Three alternatives are currently on the table:

• The Joint Proposal TN/IP/W/10/Rev.2 from Argentina, Australia, Canada, Chile, Costa Rica, Dominican Republic, Ecuador, El Salvador, Guatemala, Honduras, Japan, Rep.Korea, Mexico, New Zealand, Nicaragua, Paraguay, Chinese Taipei, South Africa, the US. This envisages the register as a database. Members would choose whether or not to participate in the register. The intellectual property authorities of participating members would consult the database when considering protection for individual trademarks or geographical indications within their countries.

• TN/C/W/52 of 19 July 2008, from over 100 WTO members, which includes a modified and stripped-down version of the EU’s original proposal for the multilateral register. It is now in the form of proposed “modalities” or a blueprint of the final outcome, with details to be negotiated later. Described as a negotiated compromise among the sponsors, the proposal envisages a system applying to all members although members could choose whether or not to register their own geographical indications.

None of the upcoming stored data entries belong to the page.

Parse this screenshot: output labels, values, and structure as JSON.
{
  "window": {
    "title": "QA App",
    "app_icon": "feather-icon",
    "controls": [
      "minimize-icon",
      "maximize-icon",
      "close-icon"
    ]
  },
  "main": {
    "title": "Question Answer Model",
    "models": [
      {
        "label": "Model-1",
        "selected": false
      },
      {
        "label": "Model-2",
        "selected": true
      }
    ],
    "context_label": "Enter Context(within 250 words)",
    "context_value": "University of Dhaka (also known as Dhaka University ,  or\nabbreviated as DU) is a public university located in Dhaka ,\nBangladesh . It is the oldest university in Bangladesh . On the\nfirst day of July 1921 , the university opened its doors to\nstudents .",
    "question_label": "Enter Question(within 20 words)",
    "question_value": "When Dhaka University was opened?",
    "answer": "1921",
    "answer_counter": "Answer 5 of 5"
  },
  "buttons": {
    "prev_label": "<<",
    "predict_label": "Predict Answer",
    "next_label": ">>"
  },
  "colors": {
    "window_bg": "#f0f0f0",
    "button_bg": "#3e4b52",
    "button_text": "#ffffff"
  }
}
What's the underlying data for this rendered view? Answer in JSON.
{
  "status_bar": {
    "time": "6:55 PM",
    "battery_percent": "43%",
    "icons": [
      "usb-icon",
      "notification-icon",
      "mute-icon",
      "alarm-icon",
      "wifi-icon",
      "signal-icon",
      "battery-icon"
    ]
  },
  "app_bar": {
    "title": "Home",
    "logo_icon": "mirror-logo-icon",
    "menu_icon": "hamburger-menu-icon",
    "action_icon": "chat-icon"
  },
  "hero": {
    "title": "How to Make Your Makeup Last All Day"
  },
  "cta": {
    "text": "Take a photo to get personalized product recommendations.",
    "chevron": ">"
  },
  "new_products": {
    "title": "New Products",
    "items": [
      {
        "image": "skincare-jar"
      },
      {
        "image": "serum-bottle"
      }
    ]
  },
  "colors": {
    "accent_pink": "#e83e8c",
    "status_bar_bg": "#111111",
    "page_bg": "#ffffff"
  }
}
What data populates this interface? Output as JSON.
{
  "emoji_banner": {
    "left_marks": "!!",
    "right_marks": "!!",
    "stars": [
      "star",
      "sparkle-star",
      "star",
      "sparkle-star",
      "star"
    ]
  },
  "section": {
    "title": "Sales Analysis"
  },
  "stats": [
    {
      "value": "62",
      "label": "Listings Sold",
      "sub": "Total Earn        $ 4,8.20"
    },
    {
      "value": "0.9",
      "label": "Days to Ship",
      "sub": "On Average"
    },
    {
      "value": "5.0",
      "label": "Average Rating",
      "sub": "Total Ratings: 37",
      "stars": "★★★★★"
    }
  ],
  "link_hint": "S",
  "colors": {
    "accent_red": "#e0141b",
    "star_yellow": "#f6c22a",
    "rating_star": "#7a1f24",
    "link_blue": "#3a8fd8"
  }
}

All members would have to take a term’s registration “into account” and treat it as “prima facie” evidence (first sight, or preliminary, before further investigation) that the term meets the definition of a geographical indication. Further procedures for that term within each country would be handled entirely within the country’s domestic legal system. These include confirmation that the term is an eligible geographical indication, possible challenges, and whether it is subject to exceptions such as because the term is generic.

(Previously the EU had proposed that if a term is registered the assumption — the legal phrase is “irrebuttable presumption” — would be that it should be protected in all WTO members except those that have successfully challenged the term.)

Opponents of this proposal also object to the link with two other intellectual property issues: “extending” to all products the enhanced protection currently given to wines and spirits; and requiring patent applicants to disclose the origin of genetic materials and related traditional knowledge used in their inventions.

• TN/IP/W/8 from Hong Kong, China: if a term is registered, this would be preliminary (“prima facie”) evidence — which could be rebutted — about who owns the term, that it is protected in the country of origin, etc, but only in those countries choosing to participate in the system. Hong Kong, China also proposes an initial period of four years for this system followed by a review.